Die Schreckensnachricht kam per Telefon. Bekannte seiner Familie riefen an jenem Abend Gavriil Boulgarides zu Hause an, um ihm mitzuteilen, dass sein sechs Jahre älterer Bruder Theodoros in seinem Geschäft ermordet worden war. Wie Kriminalbeamte später herausfanden, wurde er mit drei Kopfschüssen regelrecht hingerichtet. Dabei wurde die gleiche tschechische Pistole, eine Ceska 83, benutzt, wie bei anderen Opfern der NSU-Terrorzelle. Für Gavriil brach die Welt zusammen - seinen leiblichen Vater hatte er kaum gekannt, sein Bruder Theodoros war für ihn wie ein Vater gewesen. "Sie riefen uns an und sagten, dass mein Bruder ermordet wurde, und dann folgte alles Weitere, Fragen und all das Lästige", erinnert sich Gavriil.

Das Grauen am Tatort

Die Nachricht sprach sich schnell in der gesamten griechischen Gemeinschaft Münchens herum. Die Familie lebte seit 1973 dort, war angesehen und sehr bekannt. Zur gleichen Zeit wurde der griechisch-orthodoxe Priester Apostolos Malamoussis angerufen und gebeten, an den Tatort zu gehen, um ein Gebet zu sprechen. "Ich betrat den Laden, wo der Verstorbene mit Schusswunden am Kopf auf dem Boden lag. Dort waren Polizei und Spurensicherung. Ich sagte ihnen, dass ich Priester sei, und dass ich ein Gebet sprechen wollte", berichtet Apostolos Malamoussis. Man zeigte ihm, wo er hintreten könne und wo nicht, damit die Spuren der Mörder nicht verwischt würden.

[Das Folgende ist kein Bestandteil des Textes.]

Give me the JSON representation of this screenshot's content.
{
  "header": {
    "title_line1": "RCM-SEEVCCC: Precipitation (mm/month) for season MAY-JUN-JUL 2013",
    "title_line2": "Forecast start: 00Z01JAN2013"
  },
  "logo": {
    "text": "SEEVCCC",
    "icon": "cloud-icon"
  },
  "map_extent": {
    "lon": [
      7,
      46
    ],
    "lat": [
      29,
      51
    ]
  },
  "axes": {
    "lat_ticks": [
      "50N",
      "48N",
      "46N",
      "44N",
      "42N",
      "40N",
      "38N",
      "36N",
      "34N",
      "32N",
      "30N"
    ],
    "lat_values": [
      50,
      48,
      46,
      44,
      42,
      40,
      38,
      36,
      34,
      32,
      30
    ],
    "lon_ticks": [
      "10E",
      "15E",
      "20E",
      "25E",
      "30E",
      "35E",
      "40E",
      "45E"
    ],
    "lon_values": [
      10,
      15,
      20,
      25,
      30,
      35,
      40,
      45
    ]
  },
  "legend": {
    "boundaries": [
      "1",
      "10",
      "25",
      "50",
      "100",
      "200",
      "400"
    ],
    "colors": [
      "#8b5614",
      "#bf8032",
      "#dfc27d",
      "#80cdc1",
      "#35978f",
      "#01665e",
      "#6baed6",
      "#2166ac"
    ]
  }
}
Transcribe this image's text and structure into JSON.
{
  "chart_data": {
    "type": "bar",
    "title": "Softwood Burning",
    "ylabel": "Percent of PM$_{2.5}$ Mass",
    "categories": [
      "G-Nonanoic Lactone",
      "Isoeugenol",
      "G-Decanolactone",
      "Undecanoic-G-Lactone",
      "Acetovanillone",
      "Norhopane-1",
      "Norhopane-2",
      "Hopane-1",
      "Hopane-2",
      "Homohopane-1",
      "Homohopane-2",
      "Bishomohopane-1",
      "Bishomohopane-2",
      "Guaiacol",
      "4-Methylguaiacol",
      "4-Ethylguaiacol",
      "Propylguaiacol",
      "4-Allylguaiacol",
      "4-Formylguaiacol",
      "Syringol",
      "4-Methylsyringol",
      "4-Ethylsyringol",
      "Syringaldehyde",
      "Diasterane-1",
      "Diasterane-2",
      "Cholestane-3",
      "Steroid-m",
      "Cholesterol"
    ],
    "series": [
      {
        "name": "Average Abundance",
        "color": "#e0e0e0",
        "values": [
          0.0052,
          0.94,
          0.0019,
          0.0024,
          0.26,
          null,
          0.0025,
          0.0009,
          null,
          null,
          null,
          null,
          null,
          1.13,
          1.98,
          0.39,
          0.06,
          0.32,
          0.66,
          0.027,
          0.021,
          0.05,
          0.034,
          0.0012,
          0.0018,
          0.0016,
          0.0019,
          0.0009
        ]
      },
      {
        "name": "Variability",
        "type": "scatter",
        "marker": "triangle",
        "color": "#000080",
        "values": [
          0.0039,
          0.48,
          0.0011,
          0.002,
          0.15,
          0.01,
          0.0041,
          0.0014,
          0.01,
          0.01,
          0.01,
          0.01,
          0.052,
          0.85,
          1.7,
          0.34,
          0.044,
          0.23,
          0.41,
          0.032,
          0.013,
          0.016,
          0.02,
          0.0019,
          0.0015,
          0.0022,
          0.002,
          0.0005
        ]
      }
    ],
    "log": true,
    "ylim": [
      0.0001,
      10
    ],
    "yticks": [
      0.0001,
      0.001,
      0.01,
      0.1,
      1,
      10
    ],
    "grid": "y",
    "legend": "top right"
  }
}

"Ich fand mich vor einem grauenhaften Anblick wieder, stand vor dem verstorbenen Theodoros, sein Gesicht durch die Kugeln deformiert, in einer riesigen Blutlache. Ich sprach ein Gebet." Danach sei er zum Haus der Angehörigen der Mutter des Verstorbenen gefahren, die in der Nähe wohnten. "Ich versuchte sie von geistlicher Seite so gut zu unterstützen, wie ich nur konnte. Nur war es auch für mich nicht leicht, nach diesem Anblick tröstende Worte zu finden", erzählt der Priester.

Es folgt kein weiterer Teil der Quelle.